A number of leading telecommunications companies are collaborating with the universities. Ericsson, Freescale Semiconductor and Artysan will look to provide design expertise at the component, system and network levels covering core IP networks, long haul and submarine transport networks, metro, access and enterprise networks.


‘Ericsson will focus on how to model, design and manage current and near-term network architectures. The Universities of Essex and Swansea will model futuristic network scenarios that utilise all-optical switching and processing techniques; this will also include the development of advanced traffic routing algorithms,’ said Guild. He added that to effectively model a multi-service network, understanding the service traffic characteristics is essential.

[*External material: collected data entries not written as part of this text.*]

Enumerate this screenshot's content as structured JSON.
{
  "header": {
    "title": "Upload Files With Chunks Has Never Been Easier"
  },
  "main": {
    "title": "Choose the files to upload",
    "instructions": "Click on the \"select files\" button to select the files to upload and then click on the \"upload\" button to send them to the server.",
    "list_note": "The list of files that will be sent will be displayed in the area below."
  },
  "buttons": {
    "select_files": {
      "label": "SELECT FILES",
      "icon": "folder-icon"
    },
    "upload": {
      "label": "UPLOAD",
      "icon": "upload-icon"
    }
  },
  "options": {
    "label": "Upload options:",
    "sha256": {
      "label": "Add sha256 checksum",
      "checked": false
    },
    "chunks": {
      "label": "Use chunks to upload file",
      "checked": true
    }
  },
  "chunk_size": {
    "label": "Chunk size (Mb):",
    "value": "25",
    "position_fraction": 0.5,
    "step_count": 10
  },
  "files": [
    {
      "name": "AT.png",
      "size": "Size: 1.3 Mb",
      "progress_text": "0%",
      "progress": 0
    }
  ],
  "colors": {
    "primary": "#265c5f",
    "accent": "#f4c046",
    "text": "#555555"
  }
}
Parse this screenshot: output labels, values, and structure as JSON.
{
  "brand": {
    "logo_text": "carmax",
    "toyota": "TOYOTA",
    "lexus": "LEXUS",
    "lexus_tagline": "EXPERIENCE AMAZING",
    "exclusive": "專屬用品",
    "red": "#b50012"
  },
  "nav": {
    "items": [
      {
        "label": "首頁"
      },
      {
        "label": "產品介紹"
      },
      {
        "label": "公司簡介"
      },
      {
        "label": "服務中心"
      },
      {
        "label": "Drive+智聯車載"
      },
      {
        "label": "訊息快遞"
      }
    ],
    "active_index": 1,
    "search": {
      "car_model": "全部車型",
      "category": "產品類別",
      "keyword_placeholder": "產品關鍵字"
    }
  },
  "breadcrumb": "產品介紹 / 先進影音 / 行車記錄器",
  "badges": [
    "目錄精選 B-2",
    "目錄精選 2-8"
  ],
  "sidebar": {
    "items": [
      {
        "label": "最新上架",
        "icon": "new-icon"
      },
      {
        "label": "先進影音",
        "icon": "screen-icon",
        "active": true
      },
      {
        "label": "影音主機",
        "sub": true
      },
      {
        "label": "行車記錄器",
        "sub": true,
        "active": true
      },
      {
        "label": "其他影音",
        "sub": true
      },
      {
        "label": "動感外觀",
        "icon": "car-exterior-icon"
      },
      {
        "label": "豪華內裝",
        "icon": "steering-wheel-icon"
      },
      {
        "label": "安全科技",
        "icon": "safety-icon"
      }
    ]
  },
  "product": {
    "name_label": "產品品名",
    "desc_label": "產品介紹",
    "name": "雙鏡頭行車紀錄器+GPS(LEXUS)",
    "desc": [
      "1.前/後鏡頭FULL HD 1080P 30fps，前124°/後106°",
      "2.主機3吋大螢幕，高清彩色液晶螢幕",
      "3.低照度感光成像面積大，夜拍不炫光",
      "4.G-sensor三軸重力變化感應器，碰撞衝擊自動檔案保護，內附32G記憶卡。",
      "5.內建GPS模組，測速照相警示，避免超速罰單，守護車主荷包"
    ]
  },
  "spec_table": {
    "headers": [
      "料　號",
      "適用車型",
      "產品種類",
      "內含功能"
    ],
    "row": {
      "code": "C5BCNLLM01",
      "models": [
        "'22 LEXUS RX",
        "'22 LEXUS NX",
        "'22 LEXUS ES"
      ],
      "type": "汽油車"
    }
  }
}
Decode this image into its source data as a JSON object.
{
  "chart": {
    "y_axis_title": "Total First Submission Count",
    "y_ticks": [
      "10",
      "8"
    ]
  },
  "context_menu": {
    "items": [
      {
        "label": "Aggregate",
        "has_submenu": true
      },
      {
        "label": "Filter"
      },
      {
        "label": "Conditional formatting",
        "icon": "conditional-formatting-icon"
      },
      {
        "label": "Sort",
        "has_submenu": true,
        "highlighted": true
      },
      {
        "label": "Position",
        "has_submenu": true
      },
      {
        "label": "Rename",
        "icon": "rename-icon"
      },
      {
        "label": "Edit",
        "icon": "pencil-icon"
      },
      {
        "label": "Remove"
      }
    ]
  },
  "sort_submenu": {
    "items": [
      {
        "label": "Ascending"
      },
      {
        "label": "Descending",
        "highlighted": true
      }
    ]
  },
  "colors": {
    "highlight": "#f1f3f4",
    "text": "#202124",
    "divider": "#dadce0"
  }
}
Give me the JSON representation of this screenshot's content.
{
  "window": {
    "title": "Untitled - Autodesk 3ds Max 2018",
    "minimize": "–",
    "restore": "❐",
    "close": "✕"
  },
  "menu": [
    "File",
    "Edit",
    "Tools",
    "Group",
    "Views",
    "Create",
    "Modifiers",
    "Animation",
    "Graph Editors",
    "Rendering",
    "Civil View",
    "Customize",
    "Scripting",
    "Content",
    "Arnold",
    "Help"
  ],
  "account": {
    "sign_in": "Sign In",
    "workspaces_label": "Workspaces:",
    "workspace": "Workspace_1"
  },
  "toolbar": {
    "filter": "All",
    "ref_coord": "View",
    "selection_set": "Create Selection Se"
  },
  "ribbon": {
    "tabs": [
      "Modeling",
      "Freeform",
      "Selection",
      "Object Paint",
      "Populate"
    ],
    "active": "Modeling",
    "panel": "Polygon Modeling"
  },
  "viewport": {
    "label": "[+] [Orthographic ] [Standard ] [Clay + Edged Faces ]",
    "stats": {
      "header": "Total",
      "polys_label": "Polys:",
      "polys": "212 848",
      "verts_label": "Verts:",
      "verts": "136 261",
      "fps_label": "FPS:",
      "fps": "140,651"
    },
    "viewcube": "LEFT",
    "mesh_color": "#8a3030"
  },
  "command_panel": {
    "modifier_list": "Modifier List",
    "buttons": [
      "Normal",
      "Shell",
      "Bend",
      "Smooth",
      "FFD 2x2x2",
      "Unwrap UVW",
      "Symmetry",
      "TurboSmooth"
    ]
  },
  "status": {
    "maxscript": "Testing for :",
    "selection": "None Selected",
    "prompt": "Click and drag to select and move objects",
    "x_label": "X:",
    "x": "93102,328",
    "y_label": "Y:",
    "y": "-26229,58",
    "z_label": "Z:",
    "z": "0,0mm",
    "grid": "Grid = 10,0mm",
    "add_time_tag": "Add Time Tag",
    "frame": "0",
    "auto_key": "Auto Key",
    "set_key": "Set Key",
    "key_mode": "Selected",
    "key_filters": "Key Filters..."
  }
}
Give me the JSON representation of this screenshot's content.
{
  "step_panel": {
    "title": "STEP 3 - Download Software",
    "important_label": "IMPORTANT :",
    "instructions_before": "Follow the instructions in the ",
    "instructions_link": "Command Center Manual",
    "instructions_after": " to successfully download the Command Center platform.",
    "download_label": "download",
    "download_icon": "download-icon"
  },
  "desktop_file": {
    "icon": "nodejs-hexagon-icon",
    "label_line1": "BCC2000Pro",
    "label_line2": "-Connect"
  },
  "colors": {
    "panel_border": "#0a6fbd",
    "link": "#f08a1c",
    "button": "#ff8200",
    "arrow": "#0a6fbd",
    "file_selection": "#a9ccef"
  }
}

During the three and a half year project, traffic models will be developed that will convey the demands placed on the system by futuristic applications and services.


The models will be used within the network modelling activities and by Freescale and Artysan, who will develop high-density traffic sources to be used in the final validation phase of the network demonstrators. This will allow an emerging PICMG specification that is being developed for small form factor, field-replaceable telecom chassis to be evaluated within the project.


The research will culminate in two network demonstrators. One will be at Ericsson, Coventry and will include a range of commercially available network equipment from various vendors, to assess the network design rules derived within the project.


The other will utilise dark fibre — existing fibre-optic cables leased from network service providers — to connect the Essex research networks with a research network in Cambridge.


This will demonstrate the benefits of a ‘dynamic hybrid electro-optic transport network’ to meet the demands of future applications.